Inky Darkness. The expedition is part of Project FAMOUS (for French-American Mid-Ocean Undersea Study), and is the climactic phase of a three-year international program. It will involve some 60 dives in three of the world's most extraordinary undersea ships: the U.S. Navy's tiny Alvin,* operated by the Woods Hole Oceanographic Institution, and the French deep-diving submersibles Archimède and Cyana.

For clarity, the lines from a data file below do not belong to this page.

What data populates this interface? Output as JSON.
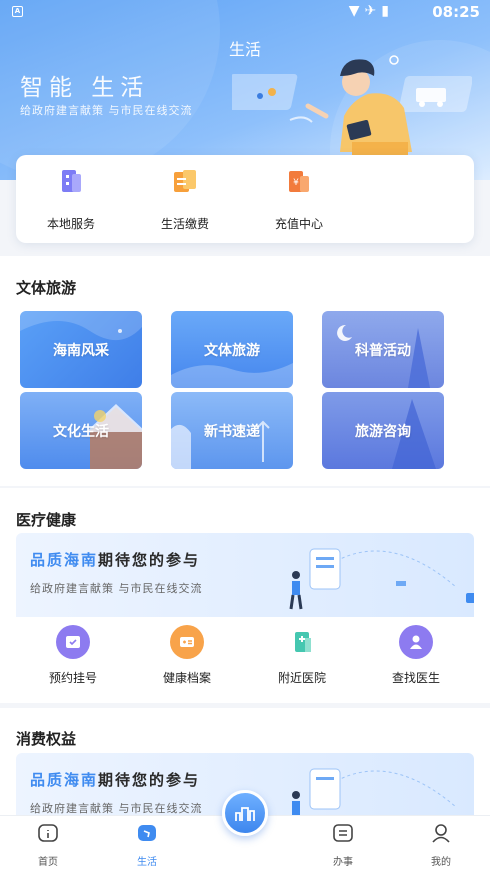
{
  "status_bar": {
    "time": "08:25",
    "app_badge": "A"
  },
  "header": {
    "title": "生活",
    "headline": "智能 生活",
    "subline": "给政府建言献策 与市民在线交流"
  },
  "quick_services": [
    {
      "label": "本地服务",
      "icon": "building-icon",
      "color": "#7d7cf5"
    },
    {
      "label": "生活缴费",
      "icon": "bill-icon",
      "color": "#f7a03b"
    },
    {
      "label": "充值中心",
      "icon": "recharge-icon",
      "color": "#f27b3c"
    }
  ],
  "culture": {
    "title": "文体旅游",
    "tiles": [
      {
        "label": "海南风采"
      },
      {
        "label": "文体旅游"
      },
      {
        "label": "科普活动"
      },
      {
        "label": "文化生活"
      },
      {
        "label": "新书速递"
      },
      {
        "label": "旅游咨询"
      }
    ]
  },
  "medical": {
    "title": "医疗健康",
    "banner_highlight": "品质海南",
    "banner_rest": "期待您的参与",
    "banner_sub": "给政府建言献策 与市民在线交流",
    "items": [
      {
        "label": "预约挂号",
        "icon": "appointment-icon",
        "color": "#8d7bf0"
      },
      {
        "label": "健康档案",
        "icon": "health-record-icon",
        "color": "#f8a34a"
      },
      {
        "label": "附近医院",
        "icon": "hospital-icon",
        "color": "#45c7b0"
      },
      {
        "label": "查找医生",
        "icon": "doctor-icon",
        "color": "#8d7bf0"
      }
    ]
  },
  "consumer": {
    "title": "消费权益",
    "banner_highlight": "品质海南",
    "banner_rest": "期待您的参与",
    "banner_sub": "给政府建言献策 与市民在线交流"
  },
  "bottom_nav": [
    {
      "label": "首页",
      "icon": "home-icon",
      "active": false
    },
    {
      "label": "生活",
      "icon": "life-icon",
      "active": true
    },
    {
      "label": "办事",
      "icon": "tasks-icon",
      "active": false
    },
    {
      "label": "我的",
      "icon": "profile-icon",
      "active": false
    }
  ],
  "colors": {
    "accent": "#3f8bf0",
    "header_top": "#5da2f5"
  }
}
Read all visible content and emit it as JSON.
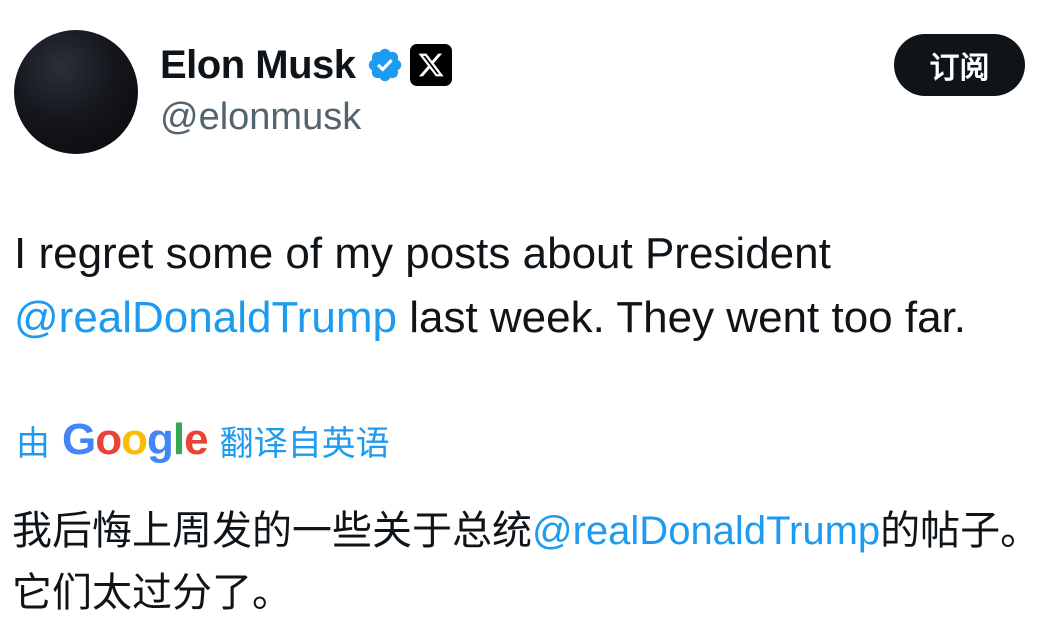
{
  "author": {
    "display_name": "Elon Musk",
    "handle": "@elonmusk",
    "verified_badge_icon": "verified-check-icon",
    "affiliate_badge_icon": "x-logo-icon",
    "colors": {
      "verified": "#1d9bf0"
    }
  },
  "actions": {
    "subscribe_label": "订阅"
  },
  "tweet": {
    "text_part1": "I regret some of my posts about President ",
    "mention": "@realDonaldTrump",
    "text_part2": " last week. They went too far."
  },
  "translation": {
    "prefix": "由",
    "provider": "Google",
    "suffix": "翻译自英语",
    "text_part1": "我后悔上周发的一些关于总统",
    "mention": "@realDonaldTrump",
    "text_part2": "的帖子。它们太过分了。"
  },
  "colors": {
    "link": "#1d9bf0",
    "text": "#0f1419",
    "secondary": "#536471",
    "button_bg": "#0f1419"
  }
}
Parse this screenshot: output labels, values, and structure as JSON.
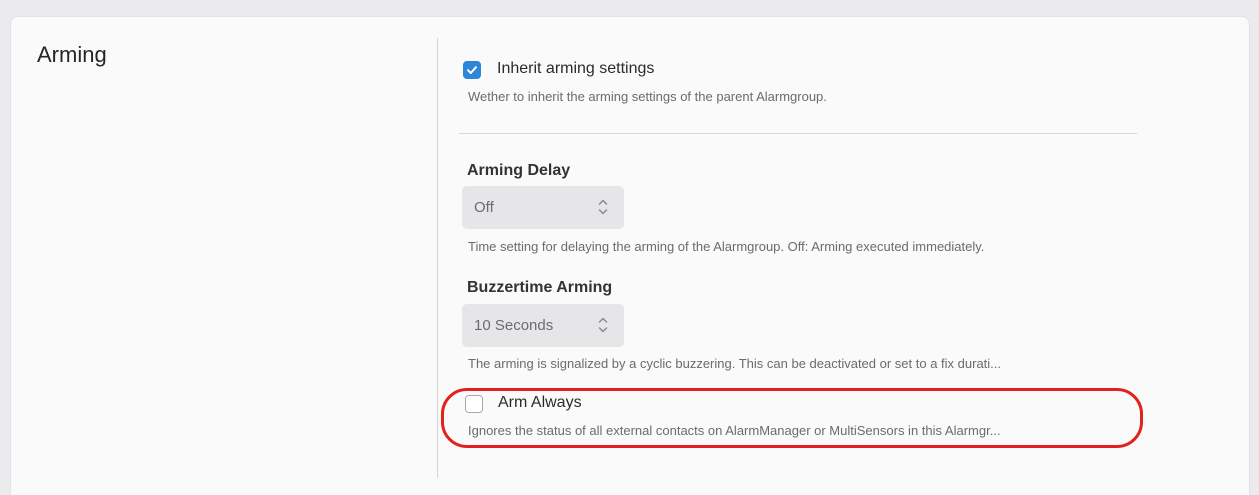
{
  "section": {
    "title": "Arming"
  },
  "inherit": {
    "label": "Inherit arming settings",
    "checked": true,
    "help": "Wether to inherit the arming settings of the parent Alarmgroup."
  },
  "arming_delay": {
    "label": "Arming Delay",
    "value": "Off",
    "help": "Time setting for delaying the arming of the Alarmgroup. Off: Arming executed immediately."
  },
  "buzzertime": {
    "label": "Buzzertime Arming",
    "value": "10 Seconds",
    "help": "The arming is signalized by a cyclic buzzering. This can be deactivated or set to a fix durati..."
  },
  "arm_always": {
    "label": "Arm Always",
    "checked": false,
    "help": "Ignores the status of all external contacts on AlarmManager or MultiSensors in this Alarmgr..."
  },
  "colors": {
    "accent": "#2d86d9",
    "highlight": "#e4201c"
  },
  "icons": [
    "checkmark-icon",
    "select-chevron-icon"
  ]
}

Each dive should be an adventure straight from Jules Verne. As the subs plunge two miles down, they will descend into a world of inky darkness where even their powerful spotlights will be unable to penetrate more than a few dozen feet. Pressure will be great enough (about 2 tons per sq. in.) to crush ordinary submarines. Indeed, the scientists have already had a preview of the project's perils. Last summer, during preliminary surveying, the Archimède crashed into rocks several times when it was tossed about by the strong bottom currents. The little sub had another close call when a small electrical fire filled the crew chamber with smoke and caused the premature release of ballast, sending the sub soaring rapidly to the surface. Even so, researchers seem unworried. Says Geologist Xavier Le Pichon, the chief French scientist: "The worst that could happen would be getting stuck under an overhanging cliff. But with three submersible craft in operation, we can come to one another's aid."

The potential payoff makes the risks seem worthwhile. The mid-Atlantic rift valley that the subs will probe is the place "where the earth's crust is created," says Chief U.S. Scientist James Heirtzler of Woods Hole. According to the revolutionary new view of geology called "plate tectonics," the earth's outer shell consists not of a single solid mass but of half a dozen or so giant plates on top of which the continents drift like extremely slow-moving ice floes. It was the gradual outpouring of lava from deep within the earth's mantle along the mid-Atlantic rift valley that began to split North America from Europe, Africa and South America some 225 million years ago. Even now, as fresh material attaches itself to the plates, the continents are being pushed apart at a barely perceptible rate of an inch or less a year. Project FAMOUS should not only provide further understanding of this sea-floor spreading, as it is called, but also shed new light on associated geological events along the ridge.